Associer mouvement, sommeil et prudence avec les compléments
Au moins 30 minutes d’activité physique quotidienne, associées à du renforcement musculaire adapté, soutiennent la masse musculaire et la dépense énergétique. La vitamine D peut nécessiter une évaluation individuelle. Gemvi mentionne 800 UI par jour ou 80 000 à 100 000 UI par trimestre selon les situations.
Les phytoœstrogènes du soja, les isoflavones, le trèfle rouge ou l’actée à grappes noires ne sont pas anodins. Demandez conseil à votre médecin ou à votre pharmacien avant d’en prendre, particulièrement en cas d’antécédent personnel ou familial de cancer hormonodépendant. Un complément ne remplace pas une alimentation structurée et ne doit pas être choisi uniquement parce qu’il est présenté comme naturel.

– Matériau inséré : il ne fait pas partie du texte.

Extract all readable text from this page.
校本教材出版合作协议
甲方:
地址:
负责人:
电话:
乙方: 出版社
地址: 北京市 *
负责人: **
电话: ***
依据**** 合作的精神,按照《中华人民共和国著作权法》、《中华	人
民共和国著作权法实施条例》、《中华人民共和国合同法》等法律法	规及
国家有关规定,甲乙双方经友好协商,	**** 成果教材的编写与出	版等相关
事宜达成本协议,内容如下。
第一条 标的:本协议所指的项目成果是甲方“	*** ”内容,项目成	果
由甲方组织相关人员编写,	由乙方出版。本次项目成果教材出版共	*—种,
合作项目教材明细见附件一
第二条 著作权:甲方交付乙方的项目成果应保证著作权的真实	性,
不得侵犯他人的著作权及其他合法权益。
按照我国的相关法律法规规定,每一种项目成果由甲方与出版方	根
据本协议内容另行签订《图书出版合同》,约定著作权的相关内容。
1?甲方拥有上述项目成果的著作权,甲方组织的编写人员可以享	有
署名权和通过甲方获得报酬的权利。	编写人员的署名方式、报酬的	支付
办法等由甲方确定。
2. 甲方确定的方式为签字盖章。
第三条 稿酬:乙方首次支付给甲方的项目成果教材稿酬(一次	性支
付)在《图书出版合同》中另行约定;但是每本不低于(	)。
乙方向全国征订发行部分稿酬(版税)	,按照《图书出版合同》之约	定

Enregistrez cette page au format PDF, puis utilisez-la pendant une semaine sans chercher la perfection. Notez simplement votre faim, votre énergie, la qualité de votre sommeil et les aliments qui semblent accentuer vos bouffées de chaleur. Ces observations vous aideront à ajuster votre alimentation de façon réaliste, plutôt qu’à recommencer un régime restrictif.